Trucking, Farming, Heating Will Get More Costly as Diesel Surges
(Bloomberg) -- Trucking, farming and heating homes is set to get more expensive as diesel prices surge to highs not seen since 2014.
In yet another setback for the Biden administration that’s facing mounting pressure to rein in inflation, diesel futures in New York have jumped 12% so far this year, settling at $2.6085 per gallon on Thursday, their highest in more than seven years.
Inflation has become one of President Joe Biden’s biggest challenges, with higher prices for everything from crops and lumber to meat and energy increasing the cost of living for Americans. Consumer prices rose last year by the most in nearly four decades.
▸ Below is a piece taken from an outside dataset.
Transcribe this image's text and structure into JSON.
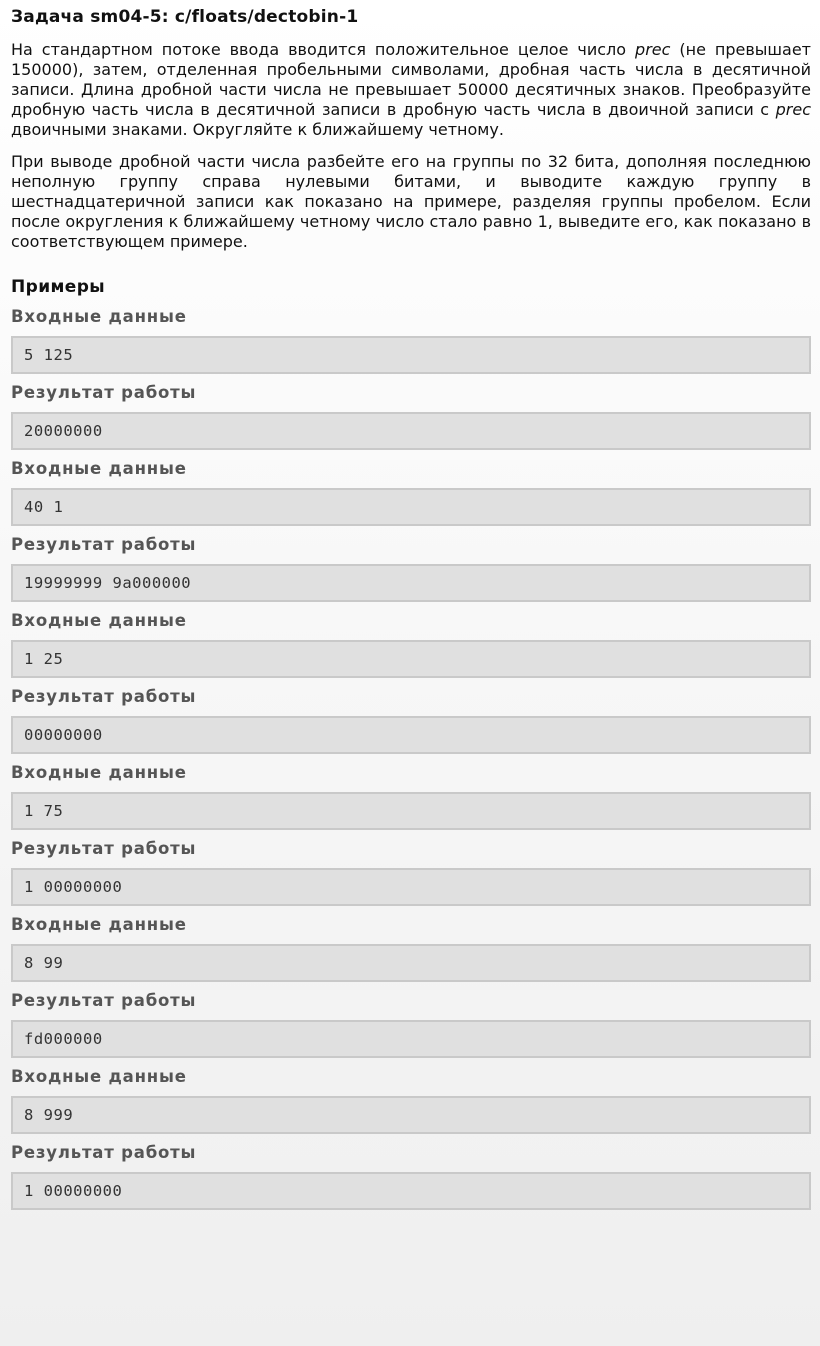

Diesel prices have risen as U.S. refiners began a heavy maintenance season this month, when fuel stockpiles are already at eight-year lows. A fire at one of the country’s largest refineries took out even more fuel-making capacity at the end of last year.
Rising jet fuel demand has also eaten into diesel output in recent months as Americans warm up to air travel again. Refiners have some room to toggle between diesel and jet fuel, and they’re increasingly choosing the aviation fuel.
Meanwhile, demand for diesel is strong as consumers continue to depend on goods delivered to their doors by trucks. Low temperatures in the northeast is bolstering diesel use for home heating. And in a month, farmers in the Midwest will be looking to stock up fuel to power machinery for the crop planting season.